«Черт меня возьми, как же мне надоело выплясывать лезгинку перед этим басмачом! Как “трогательно” я его поддел насчет “змеи недоверия” – прямо-таки восточная мудрость и хитрость поперла… Откуда что и берется… О великий Аллах, когда же это все закончится, а?…»
29
Проклятая дорога, когда же она приведет куда-нибудь?! Райли-Хейтц устало выдохнул, утер мокрый лоб грязным рукавом и брезгливо поморщился: м-да, хорошая ванна сейчас бы не помешала… Оп-па, а что это там впереди… ну точно… мутновато-желтое облако света от автомобильных фар… вот и гул моторов слышен! Колонна? И конечно же британская – здесь, среди этих проклятых иранских камней, пыли и песка, просто не бывает сейчас других! Уже недалеко, сейчас из-за вон той скалы покажутся, подумал Райли и заторопился – надо выскочить на середину дороги, а то, не дай бог, еще мимо проскочат!
Сзади послышался едва уловимый шорох, но оглянуться Райли так и не успел: чья-то жесткая рука локтем мгновенно перехватила его шею, резко сдавила, а свободной рукой неизвестный нападавший отработанным движением коротко ткнул собранными в «птичий клюв» пальцами в сонную артерию, и уже близкий свет фар померк, и англичанин провалился в мутную, черную пустоту…
Темнота вдруг рассеялась – Райли очнулся оттого, что кто-то больно и унизительно хлестнул его ладонью по щеке, и, видимо, не в первый раз. Сэм осторожно приоткрыл глаза, и в первое мгновение ему показалось, что над ним нависает лицо одного из японцев, от которых он так старательно пытался отделаться. Но еще секунду спустя понял, что немного ошибся… Да, кругловатое скуластое лицо, узкие азиатские глаза, но… но это не человек Накамуры! Это… ну да – «Чингизхан»! Райли едва не застонал от досады: о святой Патрик, что же это творится, а?! Что же за невезение такое… И этот гад, получается, уцелел! В горячке англичанин даже не обратил внимания, что машинально упомянул святого Патрика – традиционного покровителя этих чертовых рыжих еретиков-ирландцев… Райли скосил глаза и увидел, что лежит в придорожной канаве, а колонна, судя по всему, давно проехала мимо и даже гула моторов уже не слышно.

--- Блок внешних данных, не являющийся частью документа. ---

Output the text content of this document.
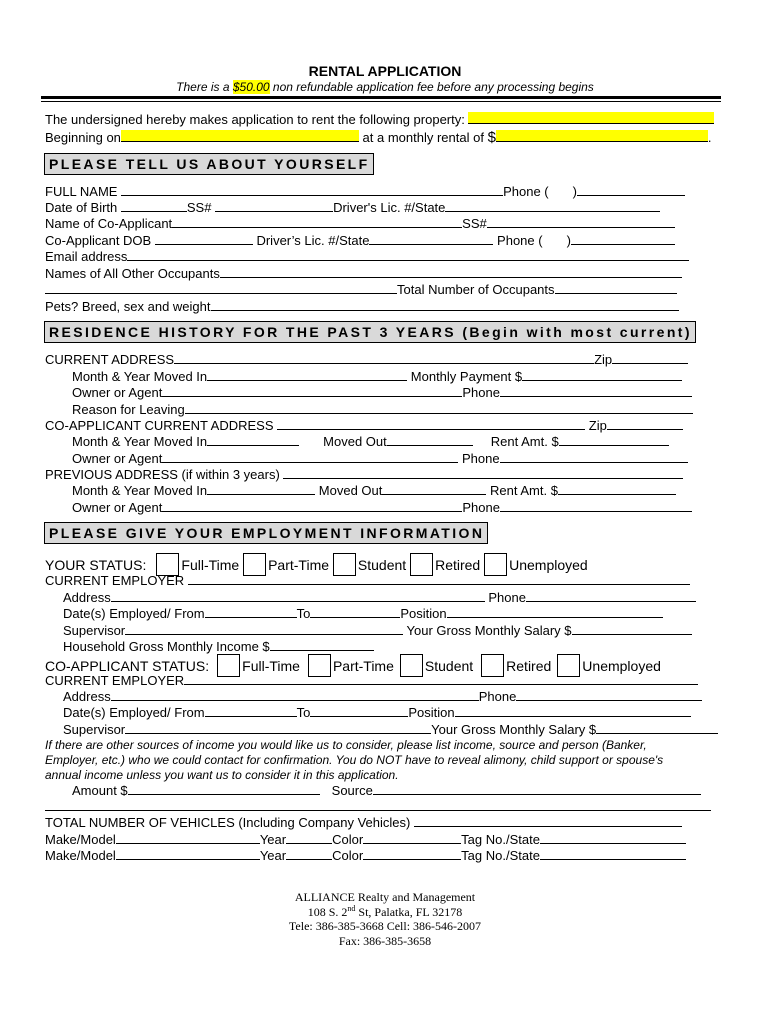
RENTAL APPLICATION
There is a $50.00 non refundable application fee before any processing begins
The undersigned hereby makes application to rent the following property:
Beginning on	at a monthly rental of $	.
PLEASE TELL US ABOUT YOURSELF
FULL NAME	Phone ( )
Date of Birth	SS#	Driver's Lic. #/State
Name of Co-Applicant	SS#
Co-Applicant DOB	Driver’s Lic. #/State	Phone ( )
Email address
Names of All Other Occupants
Total Number of Occupants
Pets? Breed, sex and weight
RESIDENCE HISTORY FOR THE PAST 3 YEARS (Begin with most current)
CURRENT ADDRESS	Zip
Month & Year Moved In	Monthly Payment $
Owner or Agent	Phone
Reason for Leaving
CO-APPLICANT CURRENT ADDRESS	Zip
Month & Year Moved In	Moved Out	Rent Amt. $
Owner or Agent	Phone
PREVIOUS ADDRESS (if within 3 years)
Month & Year Moved In	Moved Out	Rent Amt. $
Owner or Agent	Phone
PLEASE GIVE YOUR EMPLOYMENT INFORMATION
YOUR STATUS:	Full-Time Part-Time Student Retired Unemployed
CURRENT EMPLOYER
Address	Phone
Date(s) Employed/ From	To	Position
Supervisor	Your Gross Monthly Salary $
Household Gross Monthly Income $
CO-APPLICANT STATUS: Full-Time Part-Time Student Retired Unemployed
CURRENT EMPLOYER
Address	Phone
Date(s) Employed/ From	To	Position
Supervisor	Your Gross Monthly Salary $
If there are other sources of income you would like us to consider, please list income, source and person (Banker,
Employer, etc.) who we could contact for confirmation. You do NOT have to reveal alimony, child support or spouse's
annual income unless you want us to consider it in this application.
Amount $	Source
TOTAL NUMBER OF VEHICLES (Including Company Vehicles)
Make/Model	Year	Color	Tag No./State
Make/Model	Year	Color	Tag No./State
ALLIANCE Realty and Management
108 S. 2nd St, Palatka, FL 32178
Tele: 386-385-3668 Cell: 386-546-2007
Fax: 386-385-3658
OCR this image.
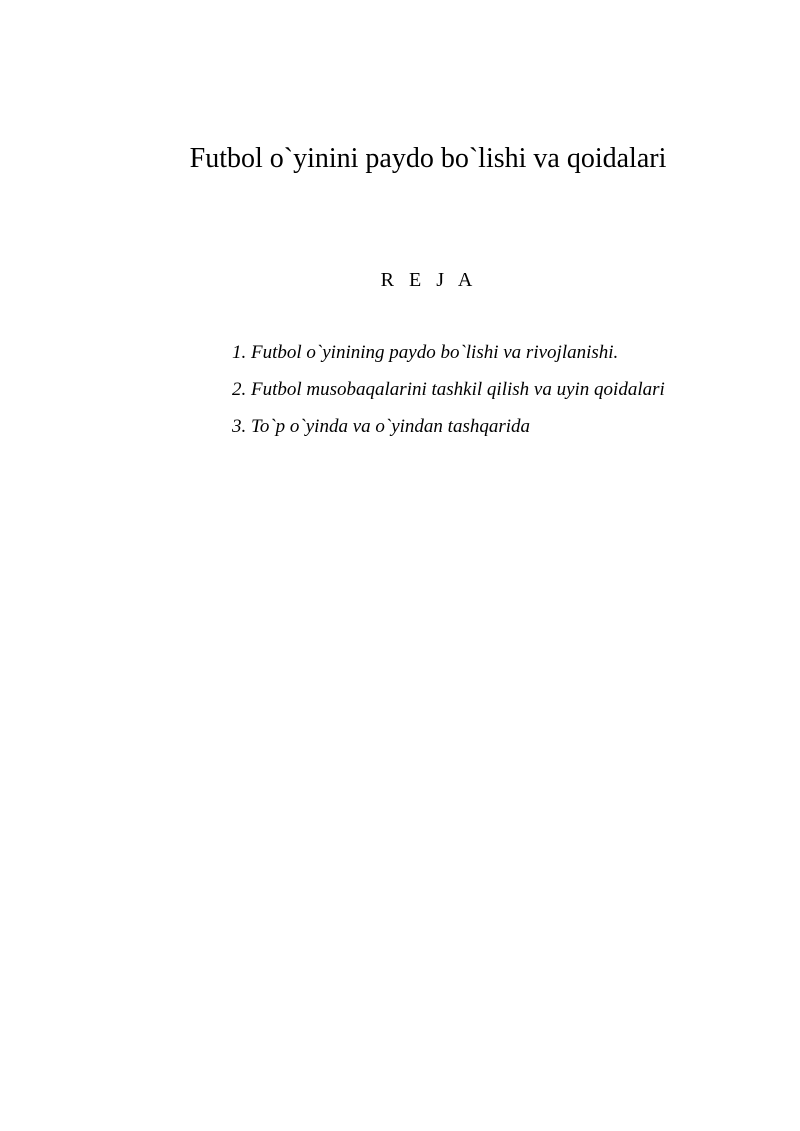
Futbol o`yinini paydo bo`lishi va qoidalari
R E J A
1. Futbol o`yinining paydo bo`lishi va rivojlanishi.
2. Futbol musobaqalarini tashkil qilish va uyin qoidalari
3. To`p o`yinda va o`yindan tashqarida
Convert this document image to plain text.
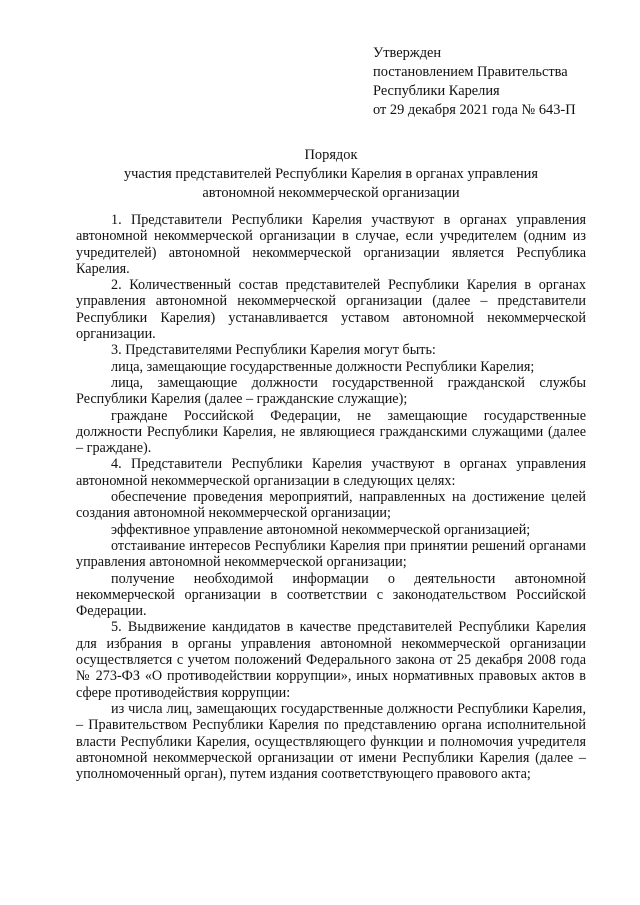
Утвержден
постановлением Правительства
Республики Карелия
от 29 декабря 2021 года № 643-П
Порядок
участия представителей Республики Карелия в органах управления
автономной некоммерческой организации

1. Представители Республики Карелия участвуют в органах управления автономной некоммерческой организации в случае, если учредителем (одним из учредителей) автономной некоммерческой организации является Республика Карелия.

2. Количественный состав представителей Республики Карелия в органах управления автономной некоммерческой организации (далее – представители Республики Карелия) устанавливается уставом автономной некоммерческой организации.

3. Представителями Республики Карелия могут быть:

лица, замещающие государственные должности Республики Карелия;

лица, замещающие должности государственной гражданской службы Республики Карелия (далее – гражданские служащие);

граждане Российской Федерации, не замещающие государственные должности Республики Карелия, не являющиеся гражданскими служащими (далее – граждане).

4. Представители Республики Карелия участвуют в органах управления автономной некоммерческой организации в следующих целях:

обеспечение проведения мероприятий, направленных на достижение целей создания автономной некоммерческой организации;

эффективное управление автономной некоммерческой организацией;

отстаивание интересов Республики Карелия при принятии решений органами управления автономной некоммерческой организации;

получение необходимой информации о деятельности автономной некоммерческой организации в соответствии с законодательством Российской Федерации.

5. Выдвижение кандидатов в качестве представителей Республики Карелия для избрания в органы управления автономной некоммерческой организации осуществляется с учетом положений Федерального закона от 25 декабря 2008 года № 273-ФЗ «О противодействии коррупции», иных нормативных правовых актов в сфере противодействия коррупции:

из числа лиц, замещающих государственные должности Республики Карелия, – Правительством Республики Карелия по представлению органа исполнительной власти Республики Карелия, осуществляющего функции и полномочия учредителя автономной некоммерческой организации от имени Республики Карелия (далее – уполномоченный орган), путем издания соответствующего правового акта;
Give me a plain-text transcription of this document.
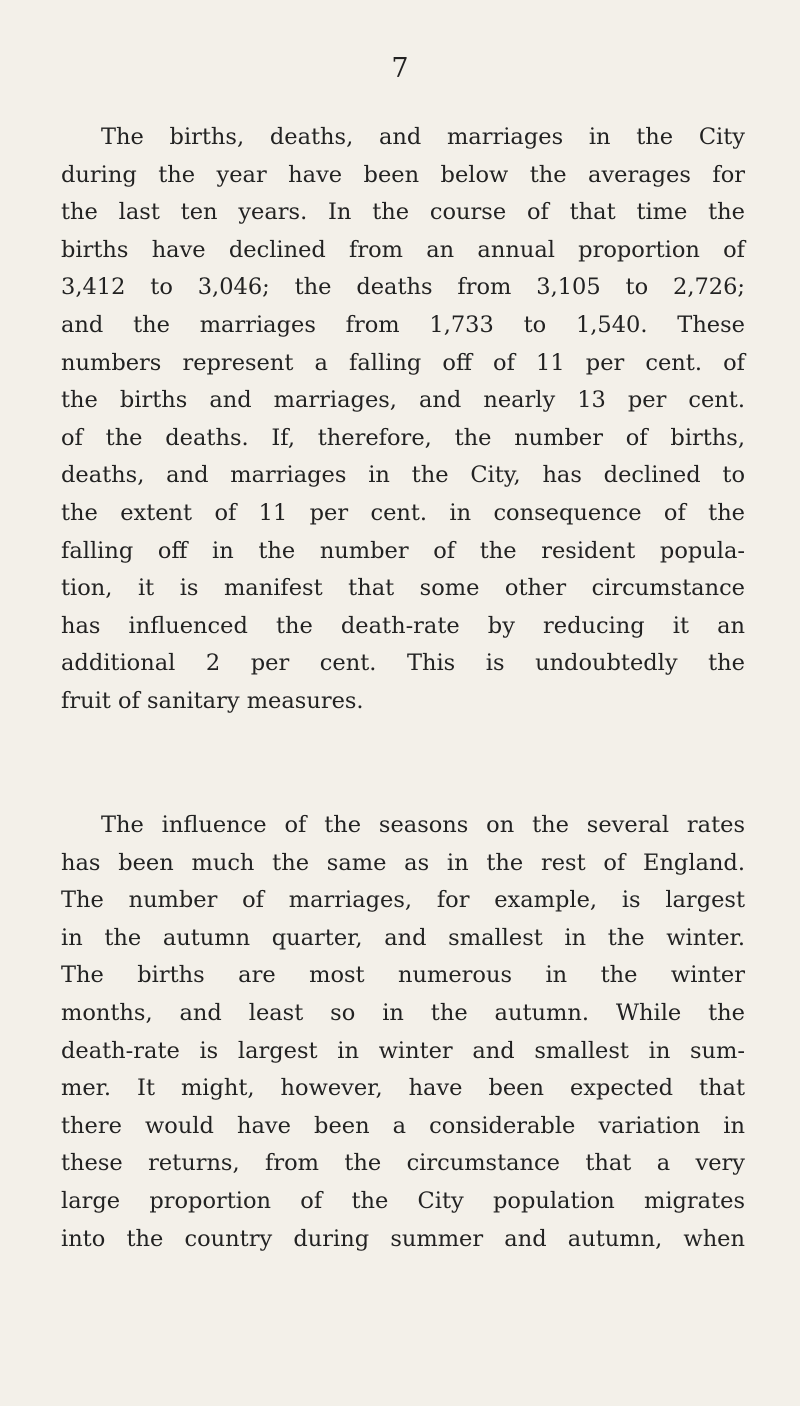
7
The births, deaths, and marriages in the City
during the year have been below the averages for
the last ten years. In the course of that time the
births have declined from an annual proportion of
3,412 to 3,046; the deaths from 3,105 to 2,726;
and the marriages from 1,733 to 1,540. These
numbers represent a falling off of 11 per cent. of
the births and marriages, and nearly 13 per cent.
of the deaths. If, therefore, the number of births,
deaths, and marriages in the City, has declined to
the extent of 11 per cent. in consequence of the
falling off in the number of the resident popula-
tion, it is manifest that some other circumstance
has influenced the death-rate by reducing it an
additional 2 per cent. This is undoubtedly the
fruit of sanitary measures.
The influence of the seasons on the several rates
has been much the same as in the rest of England.
The number of marriages, for example, is largest
in the autumn quarter, and smallest in the winter.
The births are most numerous in the winter
months, and least so in the autumn. While the
death-rate is largest in winter and smallest in sum-
mer. It might, however, have been expected that
there would have been a considerable variation in
these returns, from the circumstance that a very
large proportion of the City population migrates
into the country during summer and autumn, when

– Ты только кричать не вздумай, – негромко посоветовал-предупредил Сэма азиат, красноречиво покачивая перед его глазами узким лезвием ножа, зажатого в смуглом кулаке. Говорил «Чингизхан» по-немецки. – К англичанам торопился? «Торописса не надо есть, капитана»… Я еще на подлодке чуял, что ты гнилой паренек! Ящики где? Только врать мне не надо – глаза вырежу… У меня есть немного времени. Или ты все быстро рассказываешь, или будешь умирать медленно, очень больно и страшно… А ведь дома, наверное, мама старенькая ждет, нет? Ну, начинай…
Запираться и отрицать очевидное – ведь только что бежал навстречу англичанам! – было, конечно, глупо… Как хорошо рассуждать о героизме, сидя с бокалом виски у приятно греющего уютного камина где-нибудь в Ноттингеме. Об опасностях благородной и романтической профессии разведчика, о «хождении по лезвию бритвы», о плащах-кинжалах и высоком служении Родине… Но когда перед глазами поблескивает хищное лезвие ножа дикого азиата и ты понимаешь, что жизнь твоя стоит дешевле пригоршни дорожной пыли, то… многое видится в несколько ином свете. «Дикая скотина! Сначала он одним движением лезвия сделает из меня одноглазого адмирала Нельсона, а потом и слепого Гомера… Не хочу. Да пропади оно все пропадом! Все эти поганые ящики не стоят и капли моей крови! А это животное точно уж никого не пожалеет… Попробовать поговорить с ним?»
– Да, вы правы – я работаю… на британскую разведку. И вот что я хочу вам сказать… Вы же здравомыслящий человек, неужели вы не понимаете, что для Германии все кончено? Еще несколько месяцев – и все, конец! Неужели вы так стремитесь погибнуть вместе с кучкой этих фанатиков-безумцев? А если бы вы помогли мне и нашим, то они могли бы хорошо заплатить, очень хорошо! Эти ящики, они…
«Чингизхан» точно выверенным ударом хлестнул Райли кончиками пальцев по носу, и сразу же обильно потекла темная кровь.
– Никто не знает своей судьбы. Возможно, я и погибну через «несколько месяцев», но ты, если сейчас же не поумнеешь, сдохнешь уже сегодня! Ты говоришь неправильные вещи, англичанин. Мне не нужны ваши деньги, мне нужно совсем другое! Я, по-моему, на хорошем немецком языке спросил тебя про ящики. Ты забыл немецкий? Или ты хочешь умереть героем? Герои не сдыхают в грязной канаве с перерезанным горлом… Где ящики?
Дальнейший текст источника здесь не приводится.